I do want to comment on this innumerate post:
As Jeralyn points out, false confessions account for 20 percent of wrongful convictions. That's an unconscionable number.
Uh, no, it's not. For example, if there were a million accurate confessions, and five wrongful convictions, and one of those five was a false confession, that would hardly be unconscionable, even though it's 20 percent of the faulty convictions. The appropriate number to consider is the ratio of accurate confessions to coerced confessions. "Twenty pecent of wrongful convictions involve coerced confessions" tells me nothing, and certainly doesn't imply a 20% error rate for confessions.

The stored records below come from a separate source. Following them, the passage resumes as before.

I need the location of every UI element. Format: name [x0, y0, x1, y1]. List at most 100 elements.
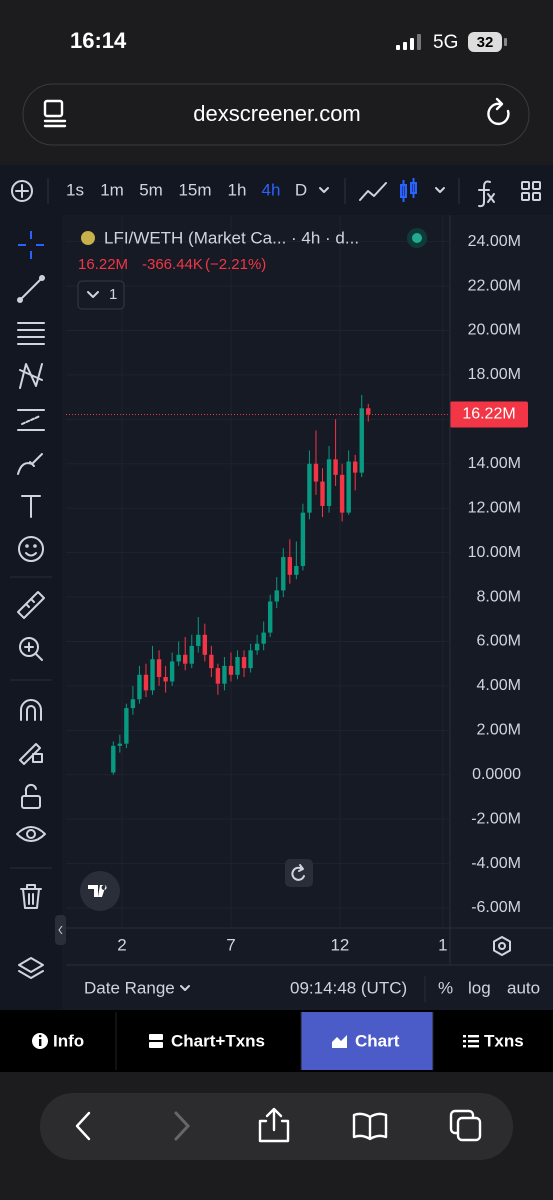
collapse-toolbar[interactable]: [55, 915, 66, 945]
candle-body: [143, 674, 149, 691]
y-tick-label: 8.00M: [477, 588, 521, 605]
trendline-tool[interactable]: [17, 275, 45, 303]
layout-icon[interactable]: [521, 181, 541, 201]
y-tick-label: -2.00M: [471, 810, 521, 827]
y-tick-label: 10.00M: [468, 544, 521, 561]
magnet-tool[interactable]: [20, 699, 42, 721]
tab[interactable]: [0, 1012, 116, 1070]
candle-body: [241, 657, 247, 669]
crosshair-tool[interactable]: [18, 231, 44, 259]
bookmarks-button[interactable]: [352, 1112, 388, 1141]
indicators-icon[interactable]: [478, 180, 495, 208]
indicator-toggle[interactable]: [77, 280, 125, 310]
candle-body: [313, 463, 319, 482]
timeframe-dropdown[interactable]: [319, 187, 329, 193]
tab-label[interactable]: Info: [53, 1031, 84, 1050]
y-tick-label: -6.00M: [471, 899, 521, 916]
add-symbol[interactable]: [11, 180, 33, 202]
timeframe[interactable]: 5m: [139, 180, 163, 199]
candle-body: [189, 645, 194, 664]
y-tick-label: 12.00M: [468, 499, 521, 516]
layers-tool[interactable]: [18, 957, 44, 979]
auto-toggle[interactable]: auto: [507, 978, 540, 997]
forward-button[interactable]: [174, 1111, 191, 1141]
chart-type-dropdown[interactable]: [435, 187, 445, 193]
tab-icon: [332, 1035, 347, 1048]
fib-tool[interactable]: [17, 322, 45, 345]
emoji-tool[interactable]: [18, 536, 44, 562]
tab-icon: [38, 1034, 42, 1038]
delete-tool[interactable]: [20, 884, 42, 909]
timeframe[interactable]: 15m: [178, 180, 211, 199]
tab[interactable]: [301, 1012, 433, 1070]
candle-body: [111, 745, 116, 773]
visibility-tool[interactable]: [16, 826, 46, 842]
tab-icon: [468, 1040, 479, 1043]
tab[interactable]: [116, 1012, 301, 1070]
line-chart-icon[interactable]: [359, 182, 387, 201]
candle-body: [202, 634, 208, 655]
tab[interactable]: [433, 1012, 553, 1070]
legend-title[interactable]: LFI/WETH (Market Ca... · 4h · d...: [104, 228, 359, 247]
timeframe[interactable]: 1s: [66, 180, 84, 199]
axis-settings[interactable]: [493, 936, 511, 956]
legend-last: 16.22M: [78, 256, 128, 273]
battery-level: 32: [477, 34, 494, 51]
tab-icon: [468, 1035, 479, 1038]
candle-body: [333, 459, 338, 475]
candle-body: [281, 557, 286, 591]
lock-tool[interactable]: [21, 783, 41, 809]
indicator-count: 1: [109, 286, 117, 303]
timeframes: 1s 1m 5m 15m 1h 4h D: [66, 180, 307, 199]
text-tool[interactable]: [21, 495, 41, 518]
candle-body: [196, 634, 201, 646]
timeframe[interactable]: D: [295, 180, 307, 199]
reset-chart[interactable]: [285, 859, 313, 887]
battery-tip: [504, 38, 507, 46]
pattern-tool[interactable]: [19, 363, 43, 389]
tab-label[interactable]: Chart: [355, 1031, 400, 1050]
brush-tool[interactable]: [17, 453, 43, 475]
tabs-button[interactable]: [449, 1109, 482, 1142]
status-time: 16:14: [70, 28, 127, 53]
status-dot: [412, 233, 422, 243]
x-tick-label: 1: [438, 935, 447, 954]
back-button[interactable]: [75, 1111, 91, 1141]
candle-icon[interactable]: [400, 178, 417, 202]
candle-body: [137, 674, 142, 700]
candle-body: [274, 590, 279, 602]
projection-tool[interactable]: [17, 409, 45, 431]
log-toggle[interactable]: log: [468, 978, 491, 997]
lock-drawing-tool[interactable]: [19, 743, 43, 765]
candle-body: [326, 459, 332, 506]
price-label-bg: [450, 401, 528, 428]
tab-label[interactable]: Txns: [484, 1031, 524, 1050]
candle-body: [339, 474, 345, 513]
zoom-tool[interactable]: [19, 637, 43, 661]
legend-change-pct: (−2.21%): [205, 256, 266, 273]
timeframe[interactable]: 1m: [100, 180, 124, 199]
percent-toggle[interactable]: %: [438, 978, 453, 997]
candle-body: [209, 654, 214, 669]
share-button[interactable]: [258, 1107, 290, 1143]
y-tick-label: 22.00M: [468, 277, 521, 294]
timeframe[interactable]: 1h: [228, 180, 247, 199]
legend-change: -366.44K: [142, 256, 203, 273]
tab-icon: [39, 1039, 42, 1046]
tab-label[interactable]: Chart+Txns: [171, 1031, 265, 1050]
reader-icon[interactable]: [43, 99, 67, 128]
reload-icon[interactable]: [487, 97, 510, 126]
reset-icon: [291, 864, 305, 881]
url-text[interactable]: dexscreener.com: [193, 101, 361, 126]
y-tick-label: 6.00M: [477, 633, 521, 650]
timeframe[interactable]: 4h: [262, 180, 281, 199]
date-range[interactable]: Date Range: [84, 978, 175, 997]
candle-body: [117, 743, 123, 746]
ruler-tool[interactable]: [17, 591, 45, 619]
symbol-logo: [81, 231, 95, 245]
tab-icon: [149, 1034, 163, 1040]
url-bar[interactable]: [22, 83, 530, 146]
candle-body: [150, 659, 155, 691]
candle-body: [228, 665, 234, 675]
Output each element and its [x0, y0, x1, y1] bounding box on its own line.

Most importantly: why is everyone assuming that the Central Park Jogger confessions are coerced? The confessions were videotaped with the parents present. Five separate times for five separate people, who corroborated each other's stories in detail, one of whom led police to the crime scene where the jogger was found. I have yet to hear what additional safeguards the police should have pursued in the Central Park wilding case that they didn't, and how those objecting to those results want to handle future confessions.

What still appalls me is that any of the wilding perpetrators are out on the street. Only by the happenstance that they didn't actually kill anybody (though they sure came close) did they get five-year sentences. So I'm disgusted when I hear people moaning that the rapists lost a few years of their life. Even if they were over-punished for the rape (and I'm far from convinced that they were), they were compensated more than enough for the lack of punishment for their felony assaults.

Friday, September 20, 2002

SPEAKING OF NEW BLOGS, Neal Pollack has been doing a hilarious Andrew Sullivan impersonation. Alas, I can't permalink his take on the Bob Greene case, but it's worth reading.
SPEAKING OF REASON, they have a quasi-blog.
NICE REASON PIECE taking down the Carl Bogus book defending plaintiffs' lawyers. Bogus has apparently written a book about the good plaintiffs' lawyers do without once mentioning the American Trial Lawyers Association.
I'M NOT A BIG Janet Reno fan, but VodkaPundit's characterization of her as a "killer of religious minorities" is appalling. There's something known as proximate cause, and if the Branch Davidians hadn't decided to immolate themselves, they'd be alive today -- as is the case with every single one of the child hostages David Koresh released before he sent his compound up in flames. I'm not going to blame Janet Reno for that.
WASHINGTON'S LEGISLATURE FAILED to amend its voyeurism laws when California learned the hard way that its laws failed to cover perverts who surreptitiously videotape up women's skirts, and was forced to reverse some convictions as a result. The talk show hosts are in an uproar, but the statute is pretty clear that a woman in a geographically public place isn't covered by the law. That four women signed on to the unanimous opinion (and that the prosecutor admitted he wasn't surprised) shows that this really isn't a controversial question.
THIS GUATEMALAN FRIED CHICKEN chain has had small successes in the United States catering directly to the Latin American immigrant market. I'd be curious what makes their chicken so different from American fast-food chicken that one woman could cover her plane fare from Guatemala to the US by taking along a couple of duffle bags of chicken and reselling it. (Indeed, they get their chicken in the U.S. from Sysco.)

There's clearly a pricing problem if the American stores have two-hour lines and rationing, though.

Thursday, September 19, 2002

WE HAVE ADDED A COMMENTS feature to make it easier for readers to leave feedback.
COMPARE "TUMBLING WOMAN" to Kahlo's The Suicide of Dorothy Hale.

What the "Tumbling Woman" controversy tells me is that I best not be hearing any New Yorkers giving my flyover-country peeps attitude over their Philistine reactions to Mapplethorpe et al. New Yorkers can be as reactionary as the rest of us, my favorite example of which is the 1973 Carnegie Hall riot over Steve Reich's "Four Organs."

Tuesday, September 17, 2002

WHEN IN JAPAN, do not use your business card as a toothpick.